‘Bank rate cut will not drive inflation’

20 Nov, 2019 - 00:11 0 Views
‘Bank rate cut will  not drive inflation’

The Herald

Golden Sibanda Senior Business Reporter
The Reserve Bank of Zimbabwe’s decision to cut the overnight rate with effect from today does not threaten the positive inflation outlook, RBZ Governor Dr John Mangudya and economists say.

RBZ’s monetary policy committee (MPC), appointed by Finance Minister Mthuli Ncube in September this year, resolved at its second meeting on Monday to reduce the overnight rate from 70 to 35 percent to stimulate lending to productive sectors.

The MPC held its inaugural meeting on October 28, 2019, a month after the RBZ increased the key overnight rate from 50 to 70 percent. The rate was 15 percent prior to the first increase.

At Monday’s meeting the committee also continued deliberations on measures to ensure Zimbabwe dollar exchange rate stability, smooth functioning of the interbank market and interventions to support economic activity without fuelling inflation.

The RBZ first increased the overnight rate from 15 to 50 percent through the midyear monetary policy in August in efforts to counter speculative borrowing and back stability of the Zimbabwe dollar following its reintroduction in June this year.

But the committee agreed on Monday to put in place measures to support liquidity constrained productive sectors of the economy by cutting the rate to redirect excess liquidity in the market.

The bank policy rate or overnight accommodation rate is the lowest lending rate at which banks can lend to each other to cover institutions with short positions.

Generally, the rate indicates the level where the central bank expects interest rates to be.

As such, a high bank rate also means borrowing in the market generally becomes pricey and discourages borrowing, especially for speculative and non-productive purposes.

Dr Mangudya said at its second meeting, the committee welcomed the 2020 National Budget that seeks to boost productivity, growth and job creation. As such, the committee underlined the need to align monetary policy to the fiscal policy, adding the reduction will not put any pressures on inflation and exchange rate stability.

“To this end, the bank rate, currently at 70 percent, requires review; notwithstanding a recent spike in monthly inflation to 38,8 percent due to shocks caused mainly by adjustments of electricity and fuel prices, the inflation outlook is positive.

“Consequently, the committee resolved to revise the bank policy rate from 70 to 35 percent with effect from November 20, 2019. This position will be reviewed at future meetings,” Dr Mangudya said.

Economist Eddie Cross concurred, saying the reason why the overnight rate was hiked had dissipated and that over the last six weeks no one had abused the overnight window.

“At the time there was considerable excess liquidity in the market place and people were borrowing money and buying foreign exchange and we wanted to stop the speculative activity,” he said.

Mr Cross said monthly inflation shot up in October because “we withdraw subsidies on fuel and food” so there was a spike in spices as the weighting of food items is heavy on the price index.
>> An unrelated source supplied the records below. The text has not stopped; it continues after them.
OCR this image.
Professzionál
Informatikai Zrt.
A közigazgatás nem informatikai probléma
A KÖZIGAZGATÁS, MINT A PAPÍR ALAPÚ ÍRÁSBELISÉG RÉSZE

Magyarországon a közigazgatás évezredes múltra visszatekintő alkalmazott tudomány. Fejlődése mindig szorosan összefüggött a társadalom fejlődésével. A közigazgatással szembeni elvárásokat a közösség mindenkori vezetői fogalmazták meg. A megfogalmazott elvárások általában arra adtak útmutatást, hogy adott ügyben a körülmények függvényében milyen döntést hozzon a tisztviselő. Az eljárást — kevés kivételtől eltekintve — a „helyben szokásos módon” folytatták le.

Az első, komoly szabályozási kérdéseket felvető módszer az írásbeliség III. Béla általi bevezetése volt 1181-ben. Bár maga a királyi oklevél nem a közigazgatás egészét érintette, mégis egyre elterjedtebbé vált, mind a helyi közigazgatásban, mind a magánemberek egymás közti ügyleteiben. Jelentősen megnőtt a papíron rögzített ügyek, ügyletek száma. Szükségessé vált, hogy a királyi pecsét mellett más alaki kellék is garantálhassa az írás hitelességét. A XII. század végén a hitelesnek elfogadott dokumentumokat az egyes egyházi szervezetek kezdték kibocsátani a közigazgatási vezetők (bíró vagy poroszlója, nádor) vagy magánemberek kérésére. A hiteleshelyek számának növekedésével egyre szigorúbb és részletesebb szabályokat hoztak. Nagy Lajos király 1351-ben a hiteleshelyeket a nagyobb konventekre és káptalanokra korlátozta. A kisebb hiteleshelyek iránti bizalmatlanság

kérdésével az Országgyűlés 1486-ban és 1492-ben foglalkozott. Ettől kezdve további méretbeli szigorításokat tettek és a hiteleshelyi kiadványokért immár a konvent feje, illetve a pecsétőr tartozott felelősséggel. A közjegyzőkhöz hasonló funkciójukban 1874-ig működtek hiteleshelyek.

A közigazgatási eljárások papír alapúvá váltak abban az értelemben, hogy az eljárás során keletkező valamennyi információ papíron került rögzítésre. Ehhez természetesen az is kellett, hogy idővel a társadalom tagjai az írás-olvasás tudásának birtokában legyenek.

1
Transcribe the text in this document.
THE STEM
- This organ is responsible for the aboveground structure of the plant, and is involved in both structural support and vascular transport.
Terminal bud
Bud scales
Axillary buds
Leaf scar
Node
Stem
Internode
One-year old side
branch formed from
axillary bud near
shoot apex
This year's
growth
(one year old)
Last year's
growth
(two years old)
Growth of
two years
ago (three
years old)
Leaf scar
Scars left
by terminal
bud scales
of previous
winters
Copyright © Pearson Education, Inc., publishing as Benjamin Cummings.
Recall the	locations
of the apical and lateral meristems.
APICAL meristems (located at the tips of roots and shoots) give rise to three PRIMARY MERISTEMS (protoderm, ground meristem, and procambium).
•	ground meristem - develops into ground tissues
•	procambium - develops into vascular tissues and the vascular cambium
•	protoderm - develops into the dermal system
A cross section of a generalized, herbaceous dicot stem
“We think that inflation is going to fall very steeply so we thought there was no need for penalty rates on the overnight accommodation levels, in fact we will review it again in our next meeting,” Mr Cross said.
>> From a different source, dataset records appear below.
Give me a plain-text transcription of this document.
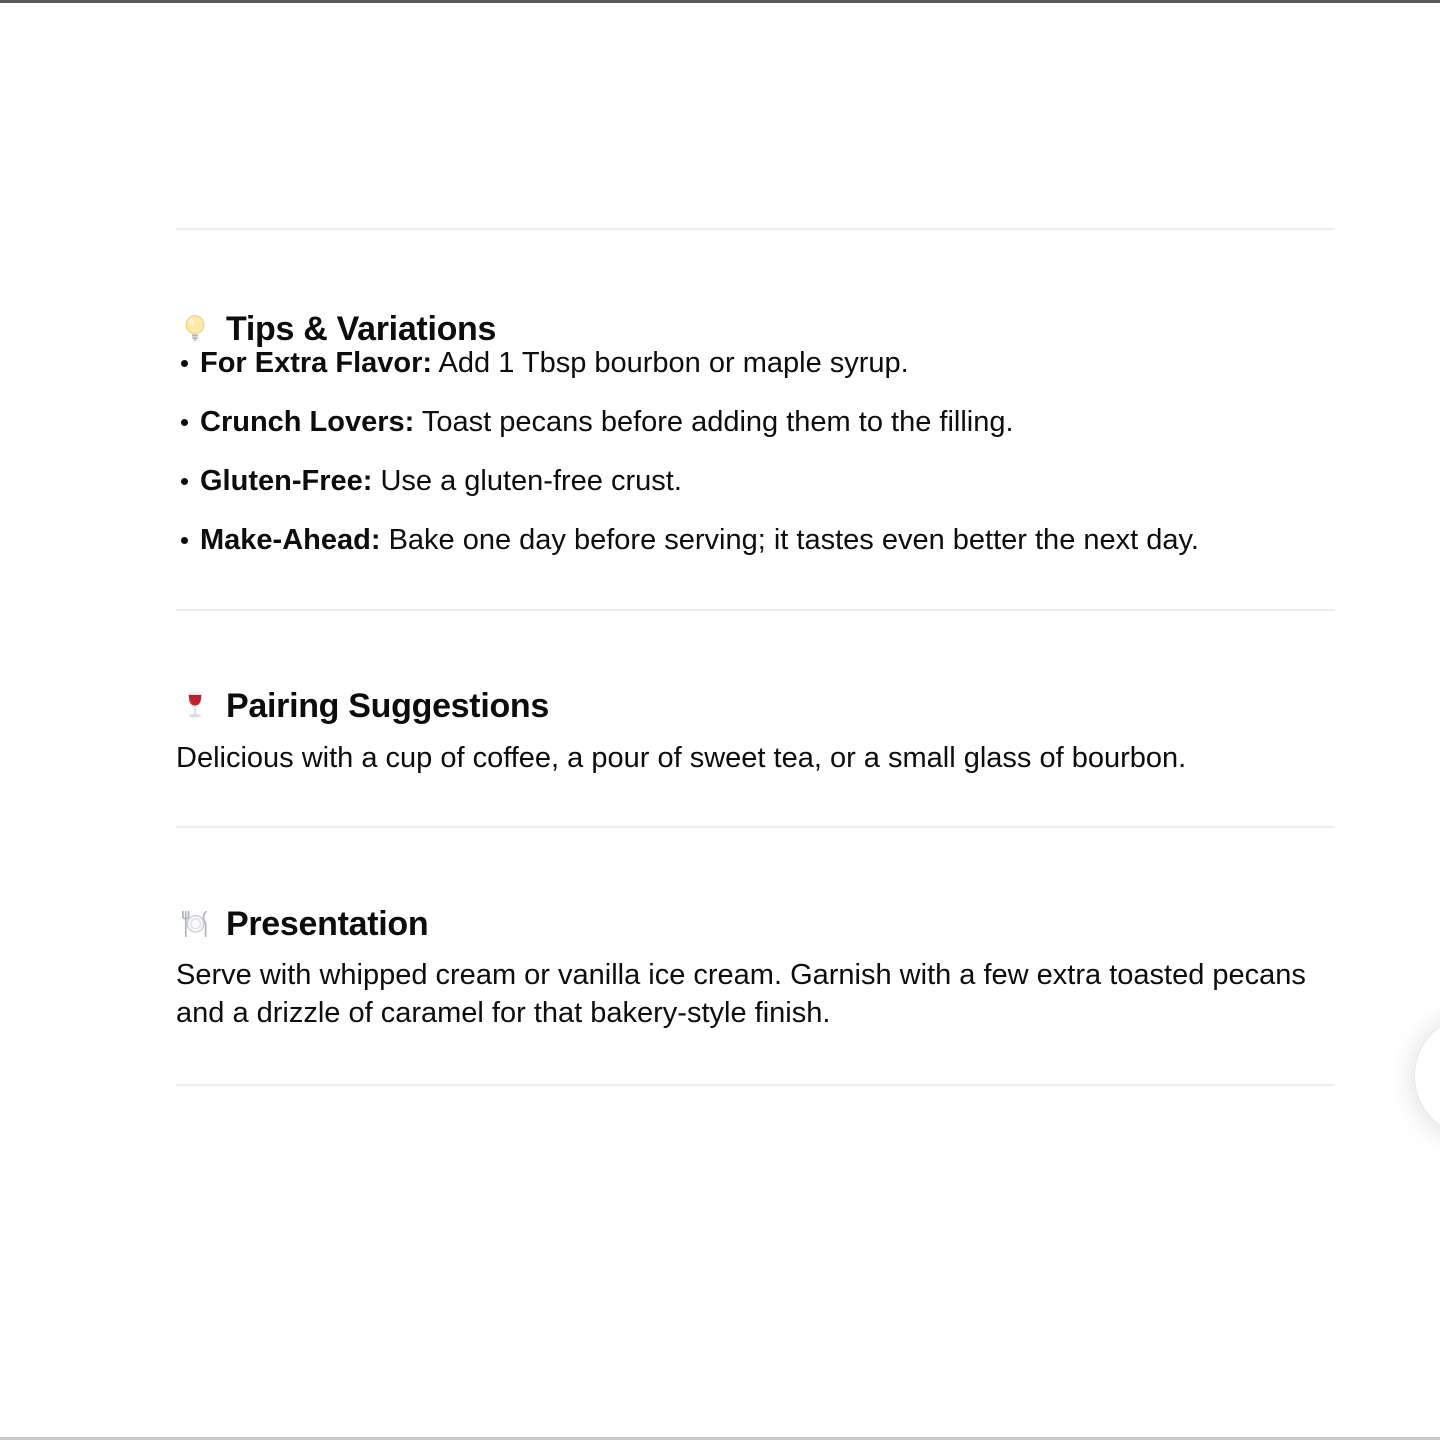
Tips & Variations
For Extra Flavor: Add 1 Tbsp bourbon or maple syrup.
Crunch Lovers: Toast pecans before adding them to the filling.
Gluten-Free: Use a gluten-free crust.
Make-Ahead: Bake one day before serving; it tastes even better the next day.
Pairing Suggestions

Delicious with a cup of coffee, a pour of sweet tea, or a small glass of bourbon.

Presentation

Serve with whipped cream or vanilla ice cream. Garnish with a few extra toasted pecans and a drizzle of caramel for that bakery-style finish.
He also said the bank had introduced very strict controls on new money supply and expects fluctuations in reserve money as seen over the last four months, will not occur again. In this regard, more than $1 billion in excess liquidity on the market from matured Treasury Bills has been locked away in bonds in agreement with the owners of the funds.
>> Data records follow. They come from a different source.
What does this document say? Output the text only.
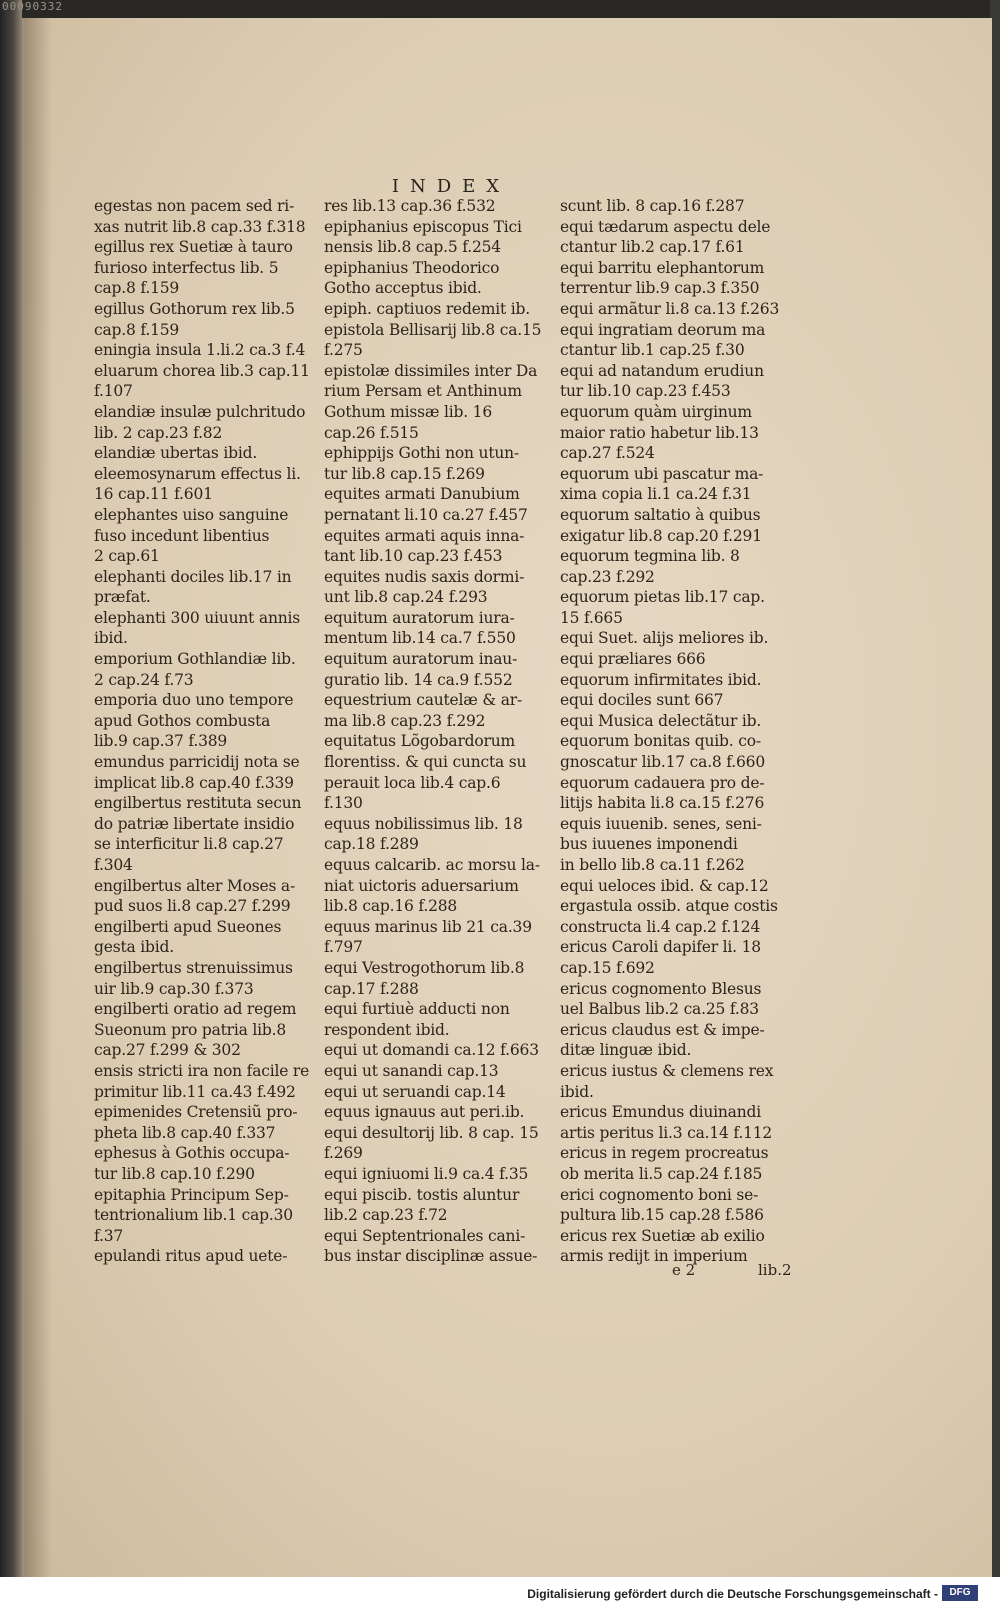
00090332
INDEX
egestas non pacem sed ri-
xas nutrit lib.8 cap.33 f.318
egillus rex Suetiæ à tauro
furioso interfectus lib. 5
cap.8 f.159
egillus Gothorum rex lib.5
cap.8 f.159
eningia insula 1.li.2 ca.3 f.4
eluarum chorea lib.3 cap.11
f.107
elandiæ insulæ pulchritudo
lib. 2 cap.23 f.82
elandiæ ubertas ibid.
eleemosynarum effectus li.
16 cap.11 f.601
elephantes uiso sanguine
fuso incedunt libentius
2 cap.61
elephanti dociles lib.17 in
præfat.
elephanti 300 uiuunt annis
ibid.
emporium Gothlandiæ lib.
2 cap.24 f.73
emporia duo uno tempore
apud Gothos combusta
lib.9 cap.37 f.389
emundus parricidij nota se
implicat lib.8 cap.40 f.339
engilbertus restituta secun
do patriæ libertate insidio
se interficitur li.8 cap.27
f.304
engilbertus alter Moses a-
pud suos li.8 cap.27 f.299
engilberti apud Sueones
gesta ibid.
engilbertus strenuissimus
uir lib.9 cap.30 f.373
engilberti oratio ad regem
Sueonum pro patria lib.8
cap.27 f.299 & 302
ensis stricti ira non facile re
primitur lib.11 ca.43 f.492
epimenides Cretensiũ pro-
pheta lib.8 cap.40 f.337
ephesus à Gothis occupa-
tur lib.8 cap.10 f.290
epitaphia Principum Sep-
tentrionalium lib.1 cap.30
f.37
epulandi ritus apud uete-
res lib.13 cap.36 f.532
epiphanius episcopus Tici
nensis lib.8 cap.5 f.254
epiphanius Theodorico
Gotho acceptus ibid.
epiph. captiuos redemit ib.
epistola Bellisarij lib.8 ca.15
f.275
epistolæ dissimiles inter Da
rium Persam et Anthinum
Gothum missæ lib. 16
cap.26 f.515
ephippijs Gothi non utun-
tur lib.8 cap.15 f.269
equites armati Danubium
pernatant li.10 ca.27 f.457
equites armati aquis inna-
tant lib.10 cap.23 f.453
equites nudis saxis dormi-
unt lib.8 cap.24 f.293
equitum auratorum iura-
mentum lib.14 ca.7 f.550
equitum auratorum inau-
guratio lib. 14 ca.9 f.552
equestrium cautelæ & ar-
ma lib.8 cap.23 f.292
equitatus Lõgobardorum
florentiss. & qui cuncta su
perauit loca lib.4 cap.6
f.130
equus nobilissimus lib. 18
cap.18 f.289
equus calcarib. ac morsu la-
niat uictoris aduersarium
lib.8 cap.16 f.288
equus marinus lib 21 ca.39
f.797
equi Vestrogothorum lib.8
cap.17 f.288
equi furtiuè adducti non
respondent ibid.
equi ut domandi ca.12 f.663
equi ut sanandi cap.13
equi ut seruandi cap.14
equus ignauus aut peri.ib.
equi desultorij lib. 8 cap. 15
f.269
equi igniuomi li.9 ca.4 f.35
equi piscib. tostis aluntur
lib.2 cap.23 f.72
equi Septentrionales cani-
bus instar disciplinæ assue-
scunt lib. 8 cap.16 f.287
equi tædarum aspectu dele
ctantur lib.2 cap.17 f.61
equi barritu elephantorum
terrentur lib.9 cap.3 f.350
equi armãtur li.8 ca.13 f.263
equi ingratiam deorum ma
ctantur lib.1 cap.25 f.30
equi ad natandum erudiun
tur lib.10 cap.23 f.453
equorum quàm uirginum
maior ratio habetur lib.13
cap.27 f.524
equorum ubi pascatur ma-
xima copia li.1 ca.24 f.31
equorum saltatio à quibus
exigatur lib.8 cap.20 f.291
equorum tegmina lib. 8
cap.23 f.292
equorum pietas lib.17 cap.
15 f.665
equi Suet. alijs meliores ib.
equi præliares 666
equorum infirmitates ibid.
equi dociles sunt 667
equi Musica delectãtur ib.
equorum bonitas quib. co-
gnoscatur lib.17 ca.8 f.660
equorum cadauera pro de-
litijs habita li.8 ca.15 f.276
equis iuuenib. senes, seni-
bus iuuenes imponendi
in bello lib.8 ca.11 f.262
equi ueloces ibid. & cap.12
ergastula ossib. atque costis
constructa li.4 cap.2 f.124
ericus Caroli dapifer li. 18
cap.15 f.692
ericus cognomento Blesus
uel Balbus lib.2 ca.25 f.83
ericus claudus est & impe-
ditæ linguæ ibid.
ericus iustus & clemens rex
ibid.
ericus Emundus diuinandi
artis peritus li.3 ca.14 f.112
ericus in regem procreatus
ob merita li.5 cap.24 f.185
erici cognomento boni se-
pultura lib.15 cap.28 f.586
ericus rex Suetiæ ab exilio
armis redijt in imperium
e 2	lib.2
Digitalisierung gefördert durch die Deutsche Forschungsgemeinschaft -	DFG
The bank’s rate for overnight borrowing was revised upwards from 50 percent to 70 percent to take advantage of developments on inflation and exchange rate. Zimbabwe has experienced rapid rise in inflation following a raft of reforms since September last year to realign key fundamentals, for economic sustainable growth, but this inadvertently resulted in a spike in inflation from 5,39 to 175,6 percent by June 2019.

Further, the committee resolved to set up a working group comprising RBZ officials, treasuries from authorised dealers and members of the MPC to review rules of the interbank market.

“The committee also underscored the need to incorporate bureaux de change in the process in order to expand, deepen and enhance the operational efficiency of the interbank market. In addition, the committee agreed to launch the market tracker under the Reuters system, which is intended to enhance transparency in the operation of the interbank market by end of November 2019,” Dr Mangudya said.

The central bank chief also noted the significance of exports to the country’s foreign currency receipts and agreed on the need to remove all bureaucracy that impedes the administration of exports.

The MPC also agreed that exporters must comply with timelines for repatriation of exports proceeds while those that violate the rules risk forfeiting retention of their export earnings through liquidation, upon receipt, on the interbank market.

It also noted the need to come up with quarterly monetary aggregate targets consistent with macroeconomic framework underpinning the 2020 budget, to be monitored and released to the market as part of the MPC’s disinflationary programme.